IN THE PRACTICE OF ESPIONAGE, gathering intelligence is just the first step. After that, there is the task of analyzing the information, and then comes the challenge of how to make the best use of it. So much intelligence had gone through Gary’s hands these last few months that he couldn’t possibly photograph all the valuable pages, so he had adopted the role of analyst as well. He chose what he believed were important passages, and compiled and synthesized them to make a coherent report. In his analyses he highlighted the U.S. awareness of the catastrophic situation in China. He meant to convey to the Chinese leaders that if they didn’t get out of their mess soon, China might open itself to attacks from other countries. Unlike the United States, with oceans on the east and west and no powerful country to the south or north, a weak China, surrounded by hostile neighbors, many of which had territorial dispu
tes with it, would be like an exhausted body floating in shark-infested water. He knew his analyses might sound a little far-fetched at times, but he couldn’t help himself and even mentally cursed the stupid Chinese leaders.
He went to Taipei in late December 1961 and from there made a short trip to Hong Kong. He told Nellie that his cousin’s mother-in-law had just died, so he felt obligated to pay a visit, but his cousin was living with his in-laws in Taiwan now. Bingwen was in Hong Kong to meet him again. The man looked sickly and emaciated, which further convinced Gary of the severity of the famine. But his friend shook his bushy head and said, “I just had hernia surgery and haven’t fully recuperated yet. Everything’s swell back home.”

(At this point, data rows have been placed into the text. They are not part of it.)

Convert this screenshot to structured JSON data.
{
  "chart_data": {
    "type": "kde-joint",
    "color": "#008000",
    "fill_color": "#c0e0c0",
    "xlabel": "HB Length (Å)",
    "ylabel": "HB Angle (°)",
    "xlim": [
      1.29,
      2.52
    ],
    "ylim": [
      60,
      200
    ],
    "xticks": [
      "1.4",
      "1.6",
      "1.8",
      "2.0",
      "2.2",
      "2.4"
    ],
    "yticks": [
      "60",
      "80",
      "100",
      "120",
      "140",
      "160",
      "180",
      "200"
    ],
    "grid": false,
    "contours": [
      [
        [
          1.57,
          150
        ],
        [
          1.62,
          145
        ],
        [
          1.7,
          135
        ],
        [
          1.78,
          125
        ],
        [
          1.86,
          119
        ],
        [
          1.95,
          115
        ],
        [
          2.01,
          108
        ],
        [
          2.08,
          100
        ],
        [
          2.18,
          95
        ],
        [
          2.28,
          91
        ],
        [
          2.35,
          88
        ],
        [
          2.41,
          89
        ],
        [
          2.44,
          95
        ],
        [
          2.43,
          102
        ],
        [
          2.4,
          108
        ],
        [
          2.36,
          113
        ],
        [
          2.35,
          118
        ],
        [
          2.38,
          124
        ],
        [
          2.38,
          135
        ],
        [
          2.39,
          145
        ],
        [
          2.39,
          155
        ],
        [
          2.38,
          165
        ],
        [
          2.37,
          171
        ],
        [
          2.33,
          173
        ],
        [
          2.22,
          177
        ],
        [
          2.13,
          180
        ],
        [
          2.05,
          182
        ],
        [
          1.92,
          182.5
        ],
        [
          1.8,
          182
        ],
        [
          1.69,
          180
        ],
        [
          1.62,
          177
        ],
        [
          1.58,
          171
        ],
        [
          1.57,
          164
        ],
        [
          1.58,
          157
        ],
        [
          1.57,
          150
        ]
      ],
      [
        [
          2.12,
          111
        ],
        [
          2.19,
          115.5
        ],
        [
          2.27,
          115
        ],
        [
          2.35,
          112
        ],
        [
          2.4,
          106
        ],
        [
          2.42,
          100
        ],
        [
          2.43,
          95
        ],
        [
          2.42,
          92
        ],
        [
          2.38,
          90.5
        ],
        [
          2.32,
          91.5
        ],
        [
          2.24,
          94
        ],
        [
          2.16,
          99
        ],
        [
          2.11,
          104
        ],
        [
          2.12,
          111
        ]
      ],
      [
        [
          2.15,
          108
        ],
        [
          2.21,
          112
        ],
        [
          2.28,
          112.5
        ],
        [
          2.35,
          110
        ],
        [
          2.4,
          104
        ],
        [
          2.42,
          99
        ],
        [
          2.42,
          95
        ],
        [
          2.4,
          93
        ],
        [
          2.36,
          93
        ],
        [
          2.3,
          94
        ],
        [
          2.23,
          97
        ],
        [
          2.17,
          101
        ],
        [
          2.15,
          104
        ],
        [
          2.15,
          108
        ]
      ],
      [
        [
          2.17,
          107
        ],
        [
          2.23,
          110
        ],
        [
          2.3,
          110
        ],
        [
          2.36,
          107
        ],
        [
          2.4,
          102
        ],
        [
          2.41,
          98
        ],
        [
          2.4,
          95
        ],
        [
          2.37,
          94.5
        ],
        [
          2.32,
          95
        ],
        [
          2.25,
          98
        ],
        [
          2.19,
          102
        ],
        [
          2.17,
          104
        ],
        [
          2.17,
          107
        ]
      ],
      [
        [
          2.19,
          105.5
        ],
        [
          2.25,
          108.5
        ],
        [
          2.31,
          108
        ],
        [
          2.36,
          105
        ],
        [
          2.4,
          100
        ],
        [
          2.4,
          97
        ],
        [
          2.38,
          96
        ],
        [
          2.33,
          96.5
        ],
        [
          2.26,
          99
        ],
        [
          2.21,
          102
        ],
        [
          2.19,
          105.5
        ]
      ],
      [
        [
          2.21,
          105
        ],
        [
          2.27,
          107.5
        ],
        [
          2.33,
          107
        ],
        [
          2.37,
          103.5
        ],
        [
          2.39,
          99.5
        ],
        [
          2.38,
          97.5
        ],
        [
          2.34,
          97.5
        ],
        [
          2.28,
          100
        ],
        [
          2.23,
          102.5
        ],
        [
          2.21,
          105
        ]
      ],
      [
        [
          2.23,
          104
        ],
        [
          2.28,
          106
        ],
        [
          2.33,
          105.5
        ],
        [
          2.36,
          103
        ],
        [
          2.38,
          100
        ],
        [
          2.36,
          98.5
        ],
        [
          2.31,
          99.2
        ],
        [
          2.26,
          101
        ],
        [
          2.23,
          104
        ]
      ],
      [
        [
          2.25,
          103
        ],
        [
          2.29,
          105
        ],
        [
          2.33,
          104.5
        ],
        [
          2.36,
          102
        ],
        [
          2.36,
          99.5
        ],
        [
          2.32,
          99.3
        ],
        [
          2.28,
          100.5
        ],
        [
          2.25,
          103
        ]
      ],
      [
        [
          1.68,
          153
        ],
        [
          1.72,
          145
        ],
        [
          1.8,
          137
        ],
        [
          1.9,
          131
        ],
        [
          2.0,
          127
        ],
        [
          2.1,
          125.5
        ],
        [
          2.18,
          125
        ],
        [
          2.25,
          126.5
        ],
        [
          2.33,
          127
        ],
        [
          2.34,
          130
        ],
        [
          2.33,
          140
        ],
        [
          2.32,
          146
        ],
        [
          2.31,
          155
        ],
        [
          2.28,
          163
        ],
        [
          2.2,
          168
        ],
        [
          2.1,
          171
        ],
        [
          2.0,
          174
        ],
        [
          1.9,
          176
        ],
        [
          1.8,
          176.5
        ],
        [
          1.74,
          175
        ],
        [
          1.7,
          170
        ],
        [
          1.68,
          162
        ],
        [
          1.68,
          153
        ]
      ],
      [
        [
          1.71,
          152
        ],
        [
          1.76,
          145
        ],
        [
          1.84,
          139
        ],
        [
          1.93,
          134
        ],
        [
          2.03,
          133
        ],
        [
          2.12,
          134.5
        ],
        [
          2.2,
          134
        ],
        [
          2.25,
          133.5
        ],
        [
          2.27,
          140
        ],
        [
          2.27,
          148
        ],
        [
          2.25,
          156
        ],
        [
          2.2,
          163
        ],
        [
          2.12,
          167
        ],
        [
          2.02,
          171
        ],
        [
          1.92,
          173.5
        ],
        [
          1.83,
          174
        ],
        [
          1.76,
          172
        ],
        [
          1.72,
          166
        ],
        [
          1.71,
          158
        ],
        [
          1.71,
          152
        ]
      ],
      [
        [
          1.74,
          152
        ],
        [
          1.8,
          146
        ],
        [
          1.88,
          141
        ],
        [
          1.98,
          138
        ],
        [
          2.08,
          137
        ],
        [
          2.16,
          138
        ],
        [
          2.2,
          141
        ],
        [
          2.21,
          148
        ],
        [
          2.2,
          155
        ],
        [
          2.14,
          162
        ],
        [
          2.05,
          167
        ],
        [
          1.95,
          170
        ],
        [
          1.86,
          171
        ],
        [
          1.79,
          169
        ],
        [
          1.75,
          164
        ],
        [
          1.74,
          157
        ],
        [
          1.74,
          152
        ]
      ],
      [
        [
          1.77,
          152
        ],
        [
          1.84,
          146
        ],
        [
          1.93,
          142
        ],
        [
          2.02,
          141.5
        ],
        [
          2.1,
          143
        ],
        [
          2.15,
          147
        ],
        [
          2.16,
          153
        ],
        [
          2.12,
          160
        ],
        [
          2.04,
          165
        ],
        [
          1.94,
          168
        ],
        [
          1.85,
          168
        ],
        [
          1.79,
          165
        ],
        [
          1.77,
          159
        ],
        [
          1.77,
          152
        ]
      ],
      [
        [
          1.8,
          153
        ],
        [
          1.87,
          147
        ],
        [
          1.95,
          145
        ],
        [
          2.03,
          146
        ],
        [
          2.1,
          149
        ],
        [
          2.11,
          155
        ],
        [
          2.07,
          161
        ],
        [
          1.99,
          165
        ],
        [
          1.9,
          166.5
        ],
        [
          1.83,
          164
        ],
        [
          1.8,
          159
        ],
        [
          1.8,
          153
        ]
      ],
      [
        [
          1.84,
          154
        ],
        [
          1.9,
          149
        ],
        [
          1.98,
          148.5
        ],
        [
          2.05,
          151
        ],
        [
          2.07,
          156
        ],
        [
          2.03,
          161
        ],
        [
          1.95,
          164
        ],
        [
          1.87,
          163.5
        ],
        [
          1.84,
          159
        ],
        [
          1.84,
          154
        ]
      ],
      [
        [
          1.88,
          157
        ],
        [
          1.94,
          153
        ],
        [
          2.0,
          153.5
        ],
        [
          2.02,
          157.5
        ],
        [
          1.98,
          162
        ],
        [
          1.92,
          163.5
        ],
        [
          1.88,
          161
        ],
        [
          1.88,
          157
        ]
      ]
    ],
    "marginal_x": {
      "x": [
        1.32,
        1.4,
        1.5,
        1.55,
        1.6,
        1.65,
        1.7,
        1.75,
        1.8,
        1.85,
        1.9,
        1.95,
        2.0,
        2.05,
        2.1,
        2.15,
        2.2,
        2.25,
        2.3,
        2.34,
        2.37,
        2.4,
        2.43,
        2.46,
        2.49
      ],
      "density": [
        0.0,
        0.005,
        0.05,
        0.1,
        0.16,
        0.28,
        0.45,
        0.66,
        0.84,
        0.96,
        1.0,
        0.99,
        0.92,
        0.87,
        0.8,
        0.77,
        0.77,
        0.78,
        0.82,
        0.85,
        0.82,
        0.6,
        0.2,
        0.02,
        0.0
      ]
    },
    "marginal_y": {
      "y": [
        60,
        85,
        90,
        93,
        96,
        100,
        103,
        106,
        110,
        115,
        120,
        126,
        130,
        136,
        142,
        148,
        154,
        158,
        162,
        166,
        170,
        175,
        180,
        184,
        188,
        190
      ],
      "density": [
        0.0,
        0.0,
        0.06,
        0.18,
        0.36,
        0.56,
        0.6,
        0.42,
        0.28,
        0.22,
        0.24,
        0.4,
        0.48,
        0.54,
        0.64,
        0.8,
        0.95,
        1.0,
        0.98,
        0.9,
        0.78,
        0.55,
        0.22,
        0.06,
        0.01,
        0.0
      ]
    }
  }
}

That couldn’t have been true and must have been what Bingwen had been instructed to tell Gary. Plainly the man had a famished look, and when they dined in restaurants, Bingwen would order a tableful of food for just the two of them and would wolf down whatever he could. He informed Gary of a big promotion—now his rank was the sixteenth, which was equal to a major’s in the army. Gary was pleased, and together they downed three shot cups of Maotai in a row. Bingwen assured him that Yufeng and the twins were well but that his parents had passed away the previous winter—his father died first, then his mother, three months later. Both of them had been slowed by rheumatism in recent years and coughed some during the winter, but other than that, they’d had no major health problems. Bingwen assured Gary that their deaths were due not to hunger but to old age. They’d been in their sixties, so Gary believed they’d met their natural ends, even though his mother’s was caused by a bout of fever. Bingwen told him that he’d gone to the countryside personally to see to their funerals, whose expenses the local government had paid. Gary’s parents were interred in the Shang clan’s burial ground, both clad in new clothes, and a dozen or so wreaths were presented to them. Everything was handled in a proper manner.